Suicide bomber who drove a pick-up truck packed with explosives into an American guard post in Khost province in southeastern Afghanistan in March 2008. Two American soldiers and two Afghans were reported killed in the attack. Ciftci left his native Bavaria for the tribal regions of Pakistan in April 2007. He was recruited by the Taliban-affiliated Islamic Jihad Union (IJU). The IJU is known to have sent numerous other recruits from Germany to Afghanistan. (For more, see my “Germany’s Taliban Trail: From Murat Kurnaz to Cüneyt Ciftci.”)
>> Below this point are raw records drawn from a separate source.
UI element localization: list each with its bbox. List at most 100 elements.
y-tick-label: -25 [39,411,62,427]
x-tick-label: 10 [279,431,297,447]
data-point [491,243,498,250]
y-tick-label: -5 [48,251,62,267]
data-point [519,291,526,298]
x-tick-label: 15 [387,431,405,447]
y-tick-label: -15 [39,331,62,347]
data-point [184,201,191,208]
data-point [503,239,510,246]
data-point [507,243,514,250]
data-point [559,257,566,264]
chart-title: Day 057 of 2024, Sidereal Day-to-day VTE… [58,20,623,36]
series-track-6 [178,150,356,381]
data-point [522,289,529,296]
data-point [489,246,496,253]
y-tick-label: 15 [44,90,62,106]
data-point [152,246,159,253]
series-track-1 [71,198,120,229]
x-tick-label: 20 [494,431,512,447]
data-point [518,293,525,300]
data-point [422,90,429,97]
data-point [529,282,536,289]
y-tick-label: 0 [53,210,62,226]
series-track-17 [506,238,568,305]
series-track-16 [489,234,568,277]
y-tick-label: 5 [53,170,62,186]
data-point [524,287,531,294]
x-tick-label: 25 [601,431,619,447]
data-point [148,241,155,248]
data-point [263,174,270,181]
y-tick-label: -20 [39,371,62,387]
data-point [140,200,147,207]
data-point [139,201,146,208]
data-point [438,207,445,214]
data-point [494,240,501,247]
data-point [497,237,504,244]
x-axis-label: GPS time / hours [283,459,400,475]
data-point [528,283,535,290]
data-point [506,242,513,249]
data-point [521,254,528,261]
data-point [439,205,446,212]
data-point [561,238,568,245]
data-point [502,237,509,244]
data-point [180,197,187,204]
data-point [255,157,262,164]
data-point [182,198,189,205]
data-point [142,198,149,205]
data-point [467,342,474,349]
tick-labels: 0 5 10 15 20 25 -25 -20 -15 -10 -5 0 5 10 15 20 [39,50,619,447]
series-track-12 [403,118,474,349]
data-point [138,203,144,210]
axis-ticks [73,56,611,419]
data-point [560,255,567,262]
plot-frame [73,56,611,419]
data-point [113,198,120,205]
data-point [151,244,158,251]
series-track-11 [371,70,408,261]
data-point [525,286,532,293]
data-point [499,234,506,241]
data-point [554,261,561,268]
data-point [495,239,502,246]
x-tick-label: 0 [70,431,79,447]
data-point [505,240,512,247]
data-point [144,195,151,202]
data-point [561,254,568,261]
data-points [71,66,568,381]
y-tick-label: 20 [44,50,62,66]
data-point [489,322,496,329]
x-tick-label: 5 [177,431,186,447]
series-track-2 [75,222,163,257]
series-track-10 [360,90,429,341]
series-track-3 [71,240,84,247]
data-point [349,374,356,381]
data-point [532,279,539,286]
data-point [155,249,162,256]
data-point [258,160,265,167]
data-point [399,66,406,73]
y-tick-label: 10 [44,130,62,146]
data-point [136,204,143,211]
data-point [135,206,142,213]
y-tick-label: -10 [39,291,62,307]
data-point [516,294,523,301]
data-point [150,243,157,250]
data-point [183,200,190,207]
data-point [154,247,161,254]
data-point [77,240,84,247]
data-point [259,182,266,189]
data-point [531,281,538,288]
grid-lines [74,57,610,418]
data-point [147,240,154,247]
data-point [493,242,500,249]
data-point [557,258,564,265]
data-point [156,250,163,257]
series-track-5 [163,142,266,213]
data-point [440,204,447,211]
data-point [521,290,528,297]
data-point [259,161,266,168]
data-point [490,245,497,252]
The above list is only a partial one. Numerous other names could be added to it — names like Said Bahaji, Yehia Yousif, Thomas Fischer, and Selcuk Bilgin. Two other better known names could also be added to it: Murat Kurnaz and Khaled Al-Masri (aka Khaled El-Masri). The two German residents have served as “poster children” for the campaign against America’s erstwhile war on Islamic terror. In fact, however, both men have numerous links to Germany’s Islamic extremist scene, and both have in the past been identified as security risks by German authorities themselves. (On Kurnaz, see here and here; and on Masri, see here.)
What the list shows is that Germany’s role as base for the 9/11 co-conspirators was no accident. Germany has been and indeed remains a thriving center of jihadist activism and recruitment. What the list also shows is that German authorities have displayed remarkable indulgence toward the jihadists in their midst — at least as long as these jihadists were planning or implicated in attacks “merely” on foreign soil and not in Germany itself.
For the Obama administration to be asking Germany of all places to take Guantánamo detainees reveals either disdain for American security interests or a strange obliviousness to the threat that German jihadist networks have abundantly demonstrated that they represent.
It is truly as if 9/11 never occurred.